Perhaps the term "market-rate" is a signal to Avanath's investors and the company's peers that the rents remain pretty high. And if you take the long-term view, those apartment may become market-rate; the middle-income units may exit rent stabilization in 30-plus  years, when the tax-exempt bonds expire.

Middle-income  units (165% of AMI), from 2017 NYC Housing Connect (lottery) ad for 38 Sixth Ave.

So a long-term investor may ultimately take advantage of even higher rents. That doesn't make them market-rate, however.

More on Avanath

That preliminary prospectus, by the way, described Avanath thusly:
Avanath's primary strategy is to invest in high-quality multifamily apartment communities in established residential neighborhoods in markets with high income growth and a significant supply/demand imbalance.

Also from the prospectus, regarding the REIT (which never came to fruition):

Attractive Risk-Adjusted Returns Supported by Strong Long-Term Market Dynamics

We believe attractive risk-adjusted returns in affordable and workforce housing can be achieved by: (i) investing in vibrant markets with high income growth; (ii) targeting acquisition of properties on an off-market basis through existing relationships; and (iii) implementing operational improvements through expense management and providing community-based services and activities that enhance the lifestyle of our residents. Capitalization rates for stabilized, higher quality affordable and workforce housing assets generally trade in the range of 4.0% to 5.5% depending on market, age of the property, unit mix, nature and timing of any rent restrictions and economic and market conditions. Market-rate assets in our target markets generally trade for capitalization rates in the range of 3.75% to 5.0%. For our redevelopment and development investments, we intend to undertake projects which underwrite to approximately 50 to 150 basis points of additional yield on cost upon stabilization compared to acquisitions of stabilized properties in the same market.

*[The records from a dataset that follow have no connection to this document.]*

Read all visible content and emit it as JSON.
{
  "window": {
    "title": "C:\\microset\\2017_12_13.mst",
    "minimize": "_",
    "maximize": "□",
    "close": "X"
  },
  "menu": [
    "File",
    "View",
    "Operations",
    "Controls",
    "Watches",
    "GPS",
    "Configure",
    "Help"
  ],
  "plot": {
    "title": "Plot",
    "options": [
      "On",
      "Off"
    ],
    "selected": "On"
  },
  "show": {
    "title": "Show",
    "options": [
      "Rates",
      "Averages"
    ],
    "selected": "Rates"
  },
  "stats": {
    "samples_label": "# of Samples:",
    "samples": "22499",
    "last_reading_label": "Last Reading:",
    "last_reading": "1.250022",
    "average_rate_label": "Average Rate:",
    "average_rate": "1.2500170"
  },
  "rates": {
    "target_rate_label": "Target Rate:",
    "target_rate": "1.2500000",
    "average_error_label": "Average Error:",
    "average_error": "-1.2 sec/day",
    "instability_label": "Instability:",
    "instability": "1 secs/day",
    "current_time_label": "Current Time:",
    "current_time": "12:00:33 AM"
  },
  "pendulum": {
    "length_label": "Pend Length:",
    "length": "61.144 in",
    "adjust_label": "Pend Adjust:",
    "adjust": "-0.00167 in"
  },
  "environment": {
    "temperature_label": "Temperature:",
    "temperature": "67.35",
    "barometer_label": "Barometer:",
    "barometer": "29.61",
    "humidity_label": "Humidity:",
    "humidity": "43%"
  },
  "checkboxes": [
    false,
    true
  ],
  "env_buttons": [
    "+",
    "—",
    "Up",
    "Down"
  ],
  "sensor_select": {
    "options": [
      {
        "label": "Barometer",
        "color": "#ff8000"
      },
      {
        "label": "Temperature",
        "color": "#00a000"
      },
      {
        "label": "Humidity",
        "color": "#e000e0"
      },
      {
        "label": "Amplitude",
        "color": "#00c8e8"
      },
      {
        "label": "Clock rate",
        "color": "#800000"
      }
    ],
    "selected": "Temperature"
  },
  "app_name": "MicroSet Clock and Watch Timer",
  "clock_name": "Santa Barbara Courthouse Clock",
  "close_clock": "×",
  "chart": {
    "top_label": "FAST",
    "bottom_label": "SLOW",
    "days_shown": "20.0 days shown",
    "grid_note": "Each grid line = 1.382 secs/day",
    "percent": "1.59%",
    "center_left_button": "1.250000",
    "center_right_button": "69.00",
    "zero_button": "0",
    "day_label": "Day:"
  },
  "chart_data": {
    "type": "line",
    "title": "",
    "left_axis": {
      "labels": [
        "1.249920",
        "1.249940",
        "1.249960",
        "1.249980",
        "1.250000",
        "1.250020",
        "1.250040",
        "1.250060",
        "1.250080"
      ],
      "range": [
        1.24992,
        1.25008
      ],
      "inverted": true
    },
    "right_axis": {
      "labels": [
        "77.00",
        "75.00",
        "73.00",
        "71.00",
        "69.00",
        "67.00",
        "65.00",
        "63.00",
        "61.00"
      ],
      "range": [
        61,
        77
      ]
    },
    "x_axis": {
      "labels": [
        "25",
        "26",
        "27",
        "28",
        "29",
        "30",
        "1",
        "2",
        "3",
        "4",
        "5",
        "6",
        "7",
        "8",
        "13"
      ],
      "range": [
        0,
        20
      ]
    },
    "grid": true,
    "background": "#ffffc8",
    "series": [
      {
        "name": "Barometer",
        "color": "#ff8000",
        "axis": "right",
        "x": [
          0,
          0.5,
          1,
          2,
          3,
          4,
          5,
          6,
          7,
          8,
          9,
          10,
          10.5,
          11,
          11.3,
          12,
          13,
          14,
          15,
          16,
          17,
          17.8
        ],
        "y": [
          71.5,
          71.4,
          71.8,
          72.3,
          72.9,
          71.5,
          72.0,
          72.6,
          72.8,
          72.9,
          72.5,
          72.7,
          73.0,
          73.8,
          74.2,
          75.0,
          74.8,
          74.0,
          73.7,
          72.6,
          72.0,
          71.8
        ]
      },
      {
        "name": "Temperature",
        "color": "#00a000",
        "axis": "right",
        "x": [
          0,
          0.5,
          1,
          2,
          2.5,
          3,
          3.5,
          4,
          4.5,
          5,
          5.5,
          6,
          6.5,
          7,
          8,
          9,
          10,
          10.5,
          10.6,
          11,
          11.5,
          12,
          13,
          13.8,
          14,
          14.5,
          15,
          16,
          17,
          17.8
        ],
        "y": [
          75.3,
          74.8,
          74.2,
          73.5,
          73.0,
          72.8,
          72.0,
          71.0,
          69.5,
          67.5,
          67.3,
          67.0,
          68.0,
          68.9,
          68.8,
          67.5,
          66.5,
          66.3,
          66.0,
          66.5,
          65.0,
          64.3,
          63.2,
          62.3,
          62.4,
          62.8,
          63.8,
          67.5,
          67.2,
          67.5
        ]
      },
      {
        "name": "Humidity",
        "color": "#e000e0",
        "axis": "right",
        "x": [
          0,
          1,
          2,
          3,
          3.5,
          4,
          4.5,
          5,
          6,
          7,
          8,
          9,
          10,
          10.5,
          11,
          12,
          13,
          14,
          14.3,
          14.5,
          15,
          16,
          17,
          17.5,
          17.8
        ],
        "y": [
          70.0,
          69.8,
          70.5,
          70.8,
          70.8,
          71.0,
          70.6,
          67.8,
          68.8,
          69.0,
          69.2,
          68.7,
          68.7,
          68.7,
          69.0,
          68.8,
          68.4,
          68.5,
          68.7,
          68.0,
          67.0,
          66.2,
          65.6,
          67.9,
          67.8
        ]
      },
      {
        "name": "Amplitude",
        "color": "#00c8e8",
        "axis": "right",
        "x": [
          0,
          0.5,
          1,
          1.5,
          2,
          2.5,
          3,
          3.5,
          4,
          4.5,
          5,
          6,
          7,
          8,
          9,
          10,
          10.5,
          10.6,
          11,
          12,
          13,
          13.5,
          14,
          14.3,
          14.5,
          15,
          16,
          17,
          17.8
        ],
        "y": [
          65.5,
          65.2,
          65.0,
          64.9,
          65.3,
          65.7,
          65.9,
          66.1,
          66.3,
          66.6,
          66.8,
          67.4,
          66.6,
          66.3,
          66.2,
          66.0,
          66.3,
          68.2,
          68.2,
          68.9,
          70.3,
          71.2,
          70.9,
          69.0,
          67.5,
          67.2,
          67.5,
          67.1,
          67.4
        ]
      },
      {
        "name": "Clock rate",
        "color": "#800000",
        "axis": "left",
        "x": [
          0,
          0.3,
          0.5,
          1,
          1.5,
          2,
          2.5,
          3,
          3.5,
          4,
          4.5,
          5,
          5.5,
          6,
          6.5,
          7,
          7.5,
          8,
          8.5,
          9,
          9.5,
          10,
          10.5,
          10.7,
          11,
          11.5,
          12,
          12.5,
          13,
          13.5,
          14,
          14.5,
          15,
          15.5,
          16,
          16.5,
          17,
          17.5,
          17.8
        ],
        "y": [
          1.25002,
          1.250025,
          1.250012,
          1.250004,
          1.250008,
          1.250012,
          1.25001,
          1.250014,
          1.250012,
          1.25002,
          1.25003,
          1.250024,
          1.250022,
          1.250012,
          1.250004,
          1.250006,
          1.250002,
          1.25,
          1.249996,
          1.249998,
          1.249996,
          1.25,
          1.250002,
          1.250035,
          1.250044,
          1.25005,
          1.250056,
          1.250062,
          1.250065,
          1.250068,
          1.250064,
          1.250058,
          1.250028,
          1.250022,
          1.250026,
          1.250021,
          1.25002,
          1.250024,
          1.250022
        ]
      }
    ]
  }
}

Given the scarcity of available units in affordable and workforce housing, lease up of new units tends to be faster and more predictable and tenants tend to reside in their units longer, resulting in less volatility in occupancy and reduced unit turnover costs (i.e., lower ongoing capital expenditure requirements) as compared to the market-rate segment of the multifamily market, with rent growth in line with market-rate units.... 
Moreover, the demand for affordable and workforce housing is very strong, as a high percentage of renters in the United States spend more than 30% of their household income on housing, including rent and utilities. Additionally, most of the new supply in the multifamily sector over the last several years has been focused on higher rent product and often specific submarkets catering to higher earning millennials.
(Emphases added)

This, presumably also reflects Avanath's strategies. Let's look at 535 Carlton and 38 Sixth in that light:
  1. investing in vibrant markets with high income growth; I'm not sure that applies, given rent stabilization
  2. targeting acquisition of properties on an off-market basis through existing relationships; that might well have happened in this case
  3. implementing operational improvements through expense management and providing community-based services and activities that enhance the lifestyle of our residents; we'll see
Perhaps it's simply that Avanath got the buildings for $315 million, well less than the $370.8 million cost of construction, and Greenland Forest City Partners needed the cash.

Aspire Real Estate Investors never came to be. According to an 11/25/20 statement, "The Company has determined not to proceed with its proposed initial public offering at this time due to market conditions."